A month in to the new school year is a good time to take stock and make some in-game adjustments. Keep what’s working and throw out what’s not.
It’s not your average school year, clearly. In the classroom and out. I’m adjusting to a new building and a new schedule and getting back to teaching full classrooms (really full) of students and a new prep. I thought I had a plan, but maybe there’s a better way?
It could be that in an 85 minute block less is more. I started the year super-concerned about planning bell-to-bell, making sure I didn’t come up short. In reality, the opposite has been the issue. Every day I have too much stuff and have to decide what to cut. I still want a Thinking Classroom. I still want blended learning. I still need to decide how to marry the two.

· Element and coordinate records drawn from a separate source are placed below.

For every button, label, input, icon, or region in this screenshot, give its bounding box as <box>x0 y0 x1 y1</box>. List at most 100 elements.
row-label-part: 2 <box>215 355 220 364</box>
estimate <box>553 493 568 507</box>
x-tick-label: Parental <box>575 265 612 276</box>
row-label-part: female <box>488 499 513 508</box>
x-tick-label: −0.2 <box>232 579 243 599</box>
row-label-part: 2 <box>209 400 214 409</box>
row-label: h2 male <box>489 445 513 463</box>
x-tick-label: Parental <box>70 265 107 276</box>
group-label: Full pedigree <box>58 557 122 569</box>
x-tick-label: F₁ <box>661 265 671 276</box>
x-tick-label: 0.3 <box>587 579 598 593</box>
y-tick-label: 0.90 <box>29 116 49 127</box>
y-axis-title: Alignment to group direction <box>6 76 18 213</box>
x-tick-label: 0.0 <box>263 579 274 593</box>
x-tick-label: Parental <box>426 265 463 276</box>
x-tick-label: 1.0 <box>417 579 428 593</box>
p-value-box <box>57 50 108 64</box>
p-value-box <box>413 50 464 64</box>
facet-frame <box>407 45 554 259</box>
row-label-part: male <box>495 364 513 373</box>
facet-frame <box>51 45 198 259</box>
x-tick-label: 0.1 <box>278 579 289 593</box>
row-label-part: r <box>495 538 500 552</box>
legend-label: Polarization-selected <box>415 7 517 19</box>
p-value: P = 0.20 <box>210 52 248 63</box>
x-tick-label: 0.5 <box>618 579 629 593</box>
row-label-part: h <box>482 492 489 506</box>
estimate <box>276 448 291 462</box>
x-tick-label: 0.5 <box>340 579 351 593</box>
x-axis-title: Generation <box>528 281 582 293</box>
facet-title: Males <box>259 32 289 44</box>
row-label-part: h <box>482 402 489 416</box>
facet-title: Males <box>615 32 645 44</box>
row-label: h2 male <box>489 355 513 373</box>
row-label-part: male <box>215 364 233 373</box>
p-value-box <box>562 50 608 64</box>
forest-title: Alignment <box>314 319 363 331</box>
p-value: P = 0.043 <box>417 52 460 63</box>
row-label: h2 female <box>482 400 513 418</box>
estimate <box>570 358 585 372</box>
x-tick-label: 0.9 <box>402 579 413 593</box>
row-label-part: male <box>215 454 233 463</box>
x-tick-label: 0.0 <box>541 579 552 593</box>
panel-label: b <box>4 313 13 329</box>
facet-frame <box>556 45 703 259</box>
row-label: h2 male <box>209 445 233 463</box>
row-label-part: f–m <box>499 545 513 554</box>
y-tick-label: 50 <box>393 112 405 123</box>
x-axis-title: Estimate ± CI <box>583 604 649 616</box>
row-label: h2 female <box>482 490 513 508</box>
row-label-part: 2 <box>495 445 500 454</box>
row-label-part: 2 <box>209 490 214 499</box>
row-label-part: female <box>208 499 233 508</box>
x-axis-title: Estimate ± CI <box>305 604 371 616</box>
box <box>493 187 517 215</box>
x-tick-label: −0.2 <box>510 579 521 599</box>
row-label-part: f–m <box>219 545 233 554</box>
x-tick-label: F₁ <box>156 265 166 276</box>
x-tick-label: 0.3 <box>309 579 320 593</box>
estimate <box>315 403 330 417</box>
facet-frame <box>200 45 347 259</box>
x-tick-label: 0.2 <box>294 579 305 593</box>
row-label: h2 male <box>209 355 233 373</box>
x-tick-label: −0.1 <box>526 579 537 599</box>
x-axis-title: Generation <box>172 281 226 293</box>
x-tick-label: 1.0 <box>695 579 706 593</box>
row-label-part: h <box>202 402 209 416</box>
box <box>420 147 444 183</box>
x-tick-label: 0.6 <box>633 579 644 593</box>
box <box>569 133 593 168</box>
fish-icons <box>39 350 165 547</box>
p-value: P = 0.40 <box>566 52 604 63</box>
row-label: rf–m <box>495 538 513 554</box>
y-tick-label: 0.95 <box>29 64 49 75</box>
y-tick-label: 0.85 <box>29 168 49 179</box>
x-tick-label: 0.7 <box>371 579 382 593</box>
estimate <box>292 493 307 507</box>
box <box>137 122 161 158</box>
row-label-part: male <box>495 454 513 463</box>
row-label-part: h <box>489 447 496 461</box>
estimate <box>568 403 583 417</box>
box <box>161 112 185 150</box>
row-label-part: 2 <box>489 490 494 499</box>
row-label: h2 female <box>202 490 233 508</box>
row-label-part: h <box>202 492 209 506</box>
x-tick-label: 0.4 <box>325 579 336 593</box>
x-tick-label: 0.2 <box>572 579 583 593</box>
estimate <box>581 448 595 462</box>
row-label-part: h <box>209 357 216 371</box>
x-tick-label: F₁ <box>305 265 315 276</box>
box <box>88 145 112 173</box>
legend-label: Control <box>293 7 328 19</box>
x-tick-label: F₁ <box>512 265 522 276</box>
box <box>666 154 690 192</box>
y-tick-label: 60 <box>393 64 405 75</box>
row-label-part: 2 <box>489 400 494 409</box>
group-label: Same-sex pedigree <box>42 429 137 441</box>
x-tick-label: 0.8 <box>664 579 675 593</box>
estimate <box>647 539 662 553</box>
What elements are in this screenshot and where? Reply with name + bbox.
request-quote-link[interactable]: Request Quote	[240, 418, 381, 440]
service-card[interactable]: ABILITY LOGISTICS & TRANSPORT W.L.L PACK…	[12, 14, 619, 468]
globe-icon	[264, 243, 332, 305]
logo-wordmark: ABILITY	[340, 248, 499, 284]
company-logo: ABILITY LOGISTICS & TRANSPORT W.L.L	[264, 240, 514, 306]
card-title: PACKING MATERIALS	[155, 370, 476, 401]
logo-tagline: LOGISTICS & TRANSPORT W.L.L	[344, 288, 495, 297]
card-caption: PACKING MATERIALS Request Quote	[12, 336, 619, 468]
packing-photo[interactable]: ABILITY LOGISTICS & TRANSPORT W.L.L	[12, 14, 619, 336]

So we had a debrief opportunity at our last weekly math department PD. We all shared our highs and lows. And some things came into focus for me. Our first in-person class day after a week of remote and a week of hybrid was split into three segments: new vocabulary on angle pairs, then recognizing those pairs “in the wild”, then applying that ability to ID an angle pair to solving problems involving algebra. Students felt more prepared to do the algebra problems after the proper scaffolding. The direct instruction at the outset set the table for them to work on their own on the ID exercise, then they felt like at least they could start the equation writing and solving in small groups, and I could move around the room, check for understanding, help the stuck kids get unstuck, help the lost kids get started.
Woo, that felt good. No one was overwhelmed.
We definitely could do more of that.
The other gold nuggets that came out of the meeting was a plan for planning on our A/B block schedule, and a plan for pacing. We alternate “red” (1st-4th hour) and “grey”(5th-8th hour) days Monday through Thursday, then Fridays alternate between red and grey.
So a two-week schedule would look like:
- Red-Grey-Red-Grey-Red
- Red-Grey-Red-Grey-Grey
My linear-thinking teacher brain looks at that and panics. There is a moment after school on Monday when in the two-week sequence that the red classes have met four times while the grey have met only twice. Then I see my grey classes three of the next four days. It all evens out after a ten-day cycle, but it’s terrible from a pacing standpoint. And I don’t even want to think about snow days. Or testing days.
Our department chair offered a solution: start the two-week planning cycle on a “grey Friday” week. Then the pattern goes:
- Red-Grey-Red-Grey-Grey
- Red-Grey-Red-Grey-Red
He pointed out that now you have five groups of two alternating color days (RG RG GR GR GR), the only kicker being that midway through you flip and your grey classes go first in the two-day cycle. As my instructional coach pointed out, once she could wrap her teacher brain around teaching her “afternoon” classes first then the “mornings”, it’s perfect.
We’ve got a “grey Friday” week this week and the geometry team agreed to adopt this planning model. We’re going to try it out and see what happens. Worst case, we switch back, but I think we might be on to something.
Our DC also paces his classes as “two days of teaching, one day review/quiz”. We all love the idea of shorter, more frequent assessments, especially as we come back to full-on, in-person school, and he points out that at two sections a week for 36 weeks, he has had no problem matching the curriculum plan without having to cut sections at the end of the year. We may take a prep period together as a Geometry team to map that out just to be sure, but we are willing to take his word.
In conjunction with the two-week cycle, it looks like we have the basics of our regular schedule. Now we just need to dump the content in.
This school year may never look “normal”, but we are going to what we can to make sense of whatever mess presents itself, and be ready to teach.
I’ve said it before but it bears repeating: It’s good to have people.
And to not be afraid to look at what I’m doing and admit there’s a better way. For me and for my kids.